Blog Relations
Parallels on the MacBook Pro
I’ve mentioned my search for a good sound editor on the Mac. Well I’ve found one. It’s Sony Sound Forge. Ah, but that’s Windows only, I hear you say. Ah yes, but with Parallels, you can run Windows on your Mac, so long as it’s one of the new ones with Intel inside.
Parallels opens up a virtual terminal within your Mac desktop. If you have an XP disc and license, you can install Windows inside the terminal. It’s not hard to do. Well, if I can do it, then it’s not difficult at all.
Sound Forge runs smoothly inside Parallels, but it was hard dealing with a large sound file until I noticed that you can distribute the computer’s ram between the Mac OS and Windows as you wish.
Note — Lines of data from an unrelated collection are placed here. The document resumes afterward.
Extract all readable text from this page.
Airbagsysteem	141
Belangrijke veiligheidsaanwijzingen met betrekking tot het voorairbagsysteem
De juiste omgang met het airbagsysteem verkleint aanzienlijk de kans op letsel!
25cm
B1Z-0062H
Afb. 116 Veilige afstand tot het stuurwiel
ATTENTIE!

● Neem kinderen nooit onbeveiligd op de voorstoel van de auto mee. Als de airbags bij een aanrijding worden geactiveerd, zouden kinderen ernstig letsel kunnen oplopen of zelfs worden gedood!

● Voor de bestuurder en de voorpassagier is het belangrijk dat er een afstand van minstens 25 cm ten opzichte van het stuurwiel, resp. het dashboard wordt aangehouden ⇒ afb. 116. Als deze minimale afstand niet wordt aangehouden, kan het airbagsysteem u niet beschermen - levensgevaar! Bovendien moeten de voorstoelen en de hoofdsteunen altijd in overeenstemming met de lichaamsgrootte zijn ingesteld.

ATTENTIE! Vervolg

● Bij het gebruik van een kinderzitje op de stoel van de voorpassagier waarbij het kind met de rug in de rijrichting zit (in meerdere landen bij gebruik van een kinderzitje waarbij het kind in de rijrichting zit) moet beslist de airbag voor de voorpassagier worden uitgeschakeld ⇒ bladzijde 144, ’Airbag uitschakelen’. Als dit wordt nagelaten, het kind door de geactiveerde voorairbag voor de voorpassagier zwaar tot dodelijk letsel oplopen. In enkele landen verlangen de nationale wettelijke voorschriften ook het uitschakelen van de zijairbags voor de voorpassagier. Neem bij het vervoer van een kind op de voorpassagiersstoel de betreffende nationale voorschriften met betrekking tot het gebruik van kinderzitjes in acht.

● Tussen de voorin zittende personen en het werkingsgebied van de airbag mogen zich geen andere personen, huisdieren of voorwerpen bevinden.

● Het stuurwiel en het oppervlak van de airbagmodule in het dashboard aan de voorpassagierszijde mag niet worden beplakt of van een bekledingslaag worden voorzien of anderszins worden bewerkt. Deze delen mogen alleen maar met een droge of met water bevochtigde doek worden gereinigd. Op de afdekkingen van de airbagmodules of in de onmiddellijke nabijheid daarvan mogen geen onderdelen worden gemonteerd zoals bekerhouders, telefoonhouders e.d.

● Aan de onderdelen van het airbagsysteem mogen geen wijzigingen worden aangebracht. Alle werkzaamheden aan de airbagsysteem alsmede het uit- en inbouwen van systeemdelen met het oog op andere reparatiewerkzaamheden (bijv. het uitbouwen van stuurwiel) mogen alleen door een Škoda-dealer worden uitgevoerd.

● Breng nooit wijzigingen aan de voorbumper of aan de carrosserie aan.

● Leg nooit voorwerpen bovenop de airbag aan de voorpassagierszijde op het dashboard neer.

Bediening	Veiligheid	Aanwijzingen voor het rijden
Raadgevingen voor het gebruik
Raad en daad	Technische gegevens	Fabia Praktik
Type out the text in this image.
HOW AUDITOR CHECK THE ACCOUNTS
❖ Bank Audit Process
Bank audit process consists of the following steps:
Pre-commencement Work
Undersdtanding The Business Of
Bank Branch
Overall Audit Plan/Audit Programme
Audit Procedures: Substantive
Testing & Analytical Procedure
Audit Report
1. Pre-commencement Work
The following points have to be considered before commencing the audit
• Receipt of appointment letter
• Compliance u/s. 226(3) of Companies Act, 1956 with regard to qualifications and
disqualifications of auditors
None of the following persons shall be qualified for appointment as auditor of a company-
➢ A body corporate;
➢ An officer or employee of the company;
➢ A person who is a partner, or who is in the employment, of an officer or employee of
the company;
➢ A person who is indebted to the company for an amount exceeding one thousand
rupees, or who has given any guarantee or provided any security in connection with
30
You can save files inside folders than can be accessed by either system. If you press fn alt return, the Windows screen revolves round in impressive 3D and becomes a full screen.
It’s a little odd running Windows on the Mac, especially as I don’t have a right mouse button to click. I get confused between using the ctrl button and the Apple button. Otherwise Parallels makes it a lot easier to ween yourself off Windows because you know that you can have the best of both worlds. iMovie on the Mac – a really simple and great video editor – and Sound Forge on the Windows terminal – the best sound editor.
So is Mac really better than Windows? It certainly looks nicer, and it’s easier to find your favourite applications in the bar along the bottom. I also think it’s easier to have several applications open at once, and to switch between them, partly because they tend to open at different sizes so you can see one behind the other. It’s nice the way you can dock applications at the bottom where you can easily find them again. All in all, these little advantages do add up. But it really is useful to have the option to run Windows in tandem for those hard-to-find applications.
Switching has been made even easier by the fact that these days, most of what I do isn’t on either the Mac or Windows. Many of my applications are online – Google Documents, Bloglines, GMail, WordPress, – even a quick-fix picture editor. I keep media files on a big external hard drive, which is just as well, as I will have to give this Mac back to Exbiblio one day. It’s convenient to work like this in the day of the disposable computer that lasts a couple of years at max – and besides, I like to drop down to the Internet cafe to get away from wife and baby sometimes.
You can set up your trackpad so that when you place two fingers on it while you click, you get a right click (contextual menu). Set it up in System Prefs in OS X and it works just fine in parallels.